10000:e2:00.0 Non-Volatile memory controller [0108]: Samsung Electronics Co Ltd NVMe SSD Controller S4LV008[Pascal] [144d:a80c] Subsystem: Samsung Electronics Co Ltd NVMe SSD Controller S4LV008[Pascal] [144d:a801] 10000:e3:00.0 Non-Volatile memory controller [0108]: Samsung Electronics Co Ltd NVMe SSD Controller S4LV008[Pascal] [144d:a80c] Subsystem: Samsung Electronics Co Ltd NVMe SSD Controller S4LV008[Pascal] [144d:a801] 10000:e4:00.0 Non-Volatile memory controller [0108]: Samsung Electronics Co Ltd NVMe SSD Controller PM9A1/PM9A3/980PRO [144d:a80a] Subsystem: Samsung Electronics Co Ltd NVMe SSD Controller PM9A1/PM9A3/980PRO (SSD 980 PRO) [144d:a801]

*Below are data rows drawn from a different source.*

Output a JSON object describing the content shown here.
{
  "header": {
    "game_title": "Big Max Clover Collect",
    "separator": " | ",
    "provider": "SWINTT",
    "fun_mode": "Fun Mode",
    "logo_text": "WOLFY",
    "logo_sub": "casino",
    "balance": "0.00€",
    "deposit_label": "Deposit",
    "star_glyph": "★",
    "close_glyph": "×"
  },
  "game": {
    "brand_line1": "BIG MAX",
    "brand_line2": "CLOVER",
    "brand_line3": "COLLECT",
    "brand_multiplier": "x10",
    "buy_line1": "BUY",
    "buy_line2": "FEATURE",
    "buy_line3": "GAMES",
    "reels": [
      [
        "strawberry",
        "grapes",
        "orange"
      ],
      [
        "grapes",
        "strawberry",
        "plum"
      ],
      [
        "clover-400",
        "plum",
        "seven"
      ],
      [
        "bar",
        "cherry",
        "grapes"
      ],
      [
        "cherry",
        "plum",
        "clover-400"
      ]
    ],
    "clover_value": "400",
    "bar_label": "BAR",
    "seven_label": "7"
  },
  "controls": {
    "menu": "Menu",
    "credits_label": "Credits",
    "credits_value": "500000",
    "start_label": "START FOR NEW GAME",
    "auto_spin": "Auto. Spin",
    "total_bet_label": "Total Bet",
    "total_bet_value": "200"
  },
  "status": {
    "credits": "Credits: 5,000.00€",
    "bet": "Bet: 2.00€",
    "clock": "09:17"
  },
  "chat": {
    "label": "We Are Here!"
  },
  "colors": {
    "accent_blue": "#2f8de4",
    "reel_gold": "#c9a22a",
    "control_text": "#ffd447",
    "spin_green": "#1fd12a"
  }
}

When I revert back to 6.8.4-2-pve, all works without any problems:

Code:
root@pve:/mnt/pve/iscsi# dmesg | grep -i nvme

[   11.368970] nvme nvme0: pci function 10000:e3:00.0
[   11.368984] nvme nvme2: pci function 10000:e1:00.0
[   11.368984] nvme 10000:e3:00.0: PCI INT A: no GSI
[   11.368987] nvme nvme1: pci function 10000:e2:00.0
[   11.368991] nvme nvme3: pci function 10000:e4:00.0
[   11.369011] nvme 10000:e1:00.0: PCI INT A: no GSI
[   11.369016] nvme 10000:e2:00.0: PCI INT A: no GSI
[   11.369019] nvme 10000:e4:00.0: PCI INT A: not connected
[   11.373580] nvme nvme0: Shutdown timeout set to 10 seconds
[   11.373591] nvme nvme1: Shutdown timeout set to 10 seconds
[   11.376289] nvme nvme0: 16/0/0 default/read/poll queues
[   11.376331] nvme nvme1: 16/0/0 default/read/poll queues
[   11.378850]  nvme0n1: p1
[   11.378977]  nvme1n1: p1
[   11.381763] nvme nvme3: Shutdown timeout set to 10 seconds
[   11.385780] nvme nvme3: 18/0/0 default/read/poll queues
[   11.388003]  nvme3n1: p1
[   11.394798] nvme nvme2: 18/0/0 default/read/poll queues
[   11.398594]  nvme2n1: p1
[   32.433475]  nvme0n1: p1
[   32.445581]  nvme1n1: p1
[   32.458656]  nvme3n1: p1
[   39.450691]  nvme2n1: p1
 
Hi!

Could you provide the full system boot log for both kernel boots (6.8.4-2-pve and 6.8.12-4-pve) and the output of lspci -nnk for both? I can see that there are some changes in between those versions regarding the NVMe and PCI subsystems in the kernel, but I couldn't pinpoint if there was a regression that causes you problem.